Conte-Salvini, il grande gelo Tegola Di Maio sul premier

Su conti e Ue le distanze restano siderali. Ma la scelta M5s di schiacciarsi sulla Lega «zavorra» Palazzo Chigi

Conte-Salvini, il grande gelo Tegola Di Maio sul premier

Il quadretto dell'allegra famiglia del Mulino Bianco dura una manciata di minuti. Con Giuseppe Conte, Matteo Salvini e Giancarlo Giorgetti che, a favore di taccuini e telecamere, celebrano l'approvazione in Consiglio dei ministri del decreto Sicurezza bis. Poi, in un attimo, sulla sala stampa di Palazzo Chigi piomba nuovamente il grande gelo che ormai da mesi caratterizza i rapporti tra il leader della Lega e il premier. Un disagio palpabile, fatto di confidenze ostentate e di silenzi che pesano più di mille parole. Su tutti quello di Salvini. Che, incalzato da chi gli chiedeva se Conte avesse «carta bianca» per trattare con Bruxelles, si limita a guardare in basso come chi non ha sentito la domanda.

D'altra parte, resta questo il cuore del problema. Con che spirito e quanta disponibilità alla trattativa sedersi al tavolo con l'Unione europea per evitare una procedura di infrazione che proprio ieri ha avuto il disco verde del Comitato economico e finanziario dell'Ue, un tavolo tecnico che riunisce i direttori generali del Tesoro degli Stati membri. E sul punto, è del tutto evidente, le linee continuano a divergere. Conte e Salvini, infatti, seppure districandosi nelle pieghe del politichese e di una cordialità di facciata, parlano lingue completamente diverse. Il premier è costretto a rivendicare il suo ruolo. «Io sono il presidente del Consiglio, che delega devo avere per trattare con l'Ue? Se non ce l'avessi sarei un premier sfiduciato», ripete per ben due volte Conte. Quasi a volersi autoconvincere anche lui. Salvini glissa e mette in fila tutti i punti cardine del suo approccio all'Europa. «Siamo il governo del cambiamento anche nei rapporti con l'Ue, non andremo a Bruxelles con il cappello in mano», la butta lì. E ancora: «Dal 2008 ad oggi abbiamo seguito le prescrizioni dell'Europa e guardate come è finita. Non ci faremo dare lezioni». Non proprio, insomma, la linea dialogante di Conte. Che rimanda alla riunione in programma questa mattina a Palazzo Chigi con i due vicepremier, il ministro Tria e i tecnici del Mef per ragionare su come evitare la procedura d'infrazione.

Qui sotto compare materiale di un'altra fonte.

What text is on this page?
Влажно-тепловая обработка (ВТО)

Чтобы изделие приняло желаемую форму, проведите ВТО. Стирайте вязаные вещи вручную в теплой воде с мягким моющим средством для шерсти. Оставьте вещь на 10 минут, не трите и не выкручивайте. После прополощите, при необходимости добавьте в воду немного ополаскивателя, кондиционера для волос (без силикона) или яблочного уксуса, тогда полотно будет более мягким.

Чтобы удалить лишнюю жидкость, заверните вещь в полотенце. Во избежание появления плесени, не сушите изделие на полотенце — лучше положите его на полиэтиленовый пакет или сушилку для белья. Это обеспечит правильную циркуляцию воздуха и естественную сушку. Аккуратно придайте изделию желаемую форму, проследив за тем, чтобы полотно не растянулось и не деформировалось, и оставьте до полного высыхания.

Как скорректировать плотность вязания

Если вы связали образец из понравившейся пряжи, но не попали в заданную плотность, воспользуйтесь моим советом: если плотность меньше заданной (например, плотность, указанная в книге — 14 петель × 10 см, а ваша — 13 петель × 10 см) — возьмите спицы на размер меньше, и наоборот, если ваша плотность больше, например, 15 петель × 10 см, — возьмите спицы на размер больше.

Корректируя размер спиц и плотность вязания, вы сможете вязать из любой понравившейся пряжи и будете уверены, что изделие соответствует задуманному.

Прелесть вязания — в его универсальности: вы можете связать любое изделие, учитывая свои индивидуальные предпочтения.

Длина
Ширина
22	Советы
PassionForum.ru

Ma anche i silenzi del premier hanno un peso. Come quando si guarda bene dal commentare Salvini che rilancia nuovamente la tassa piatta. «Flat tax e taglio delle tasse - dice - sono l'unico modo per ridurre il debito». Esattamente il contrario di quanto va dicendo Conte da giorni e di quanto sostiene pubblicamente Tria. Non una divergenza da poco. Come quella sulla nomina del ministro per gli Affari comunitari. La Lega ha lanciato il nome di Alberto Bagnai, presidente della commissione Finanze del Senato e antesignano dell'uscita dell'Italia dall'euro. Insomma, un segnale inequivocabile per Bruxelles. Salvini non fa il nome di Bagnai, ma dice che la casella vacante dopo il passaggio di Paolo Savona alla Consob va riempita «a breve» perché in un momento simile c'è bisogno di «presidiare l'Europa h24 e sette giorni su sette». Ora, è noto che il ministero in questione ha un peso davvero residuale. E dunque l'unico obiettivo di Salvini è quello di alzare l'asticella. Anche in risposta a Conte che, giorni fa, derubricava la questione a cosa di poco interesse visto che a trattare con l'Ue, diceva, sarà lui.

In verità, mai come in questi giorni il premier appare debole. Una fragilità dovuta alla scelta di Luigi Di Maio di schiacciarsi completamente su Salvini. Il leader M5s, infatti, pur di restare aggrappato al governo - e a una poltrona di vicepremier che non rivedrebbe mai - è pronto a concedere alla Lega qualunque cosa.

E siccome sono stati i Cinque stelle a indicare Conte per Palazzo Chigi, è del tutto evidente che questa condizione di prostrazione di Di Maio si riversa direttamente sul premier. Che, di fatto, con il Movimento politicamente in ginocchio, ha margini di manovra pari allo zero.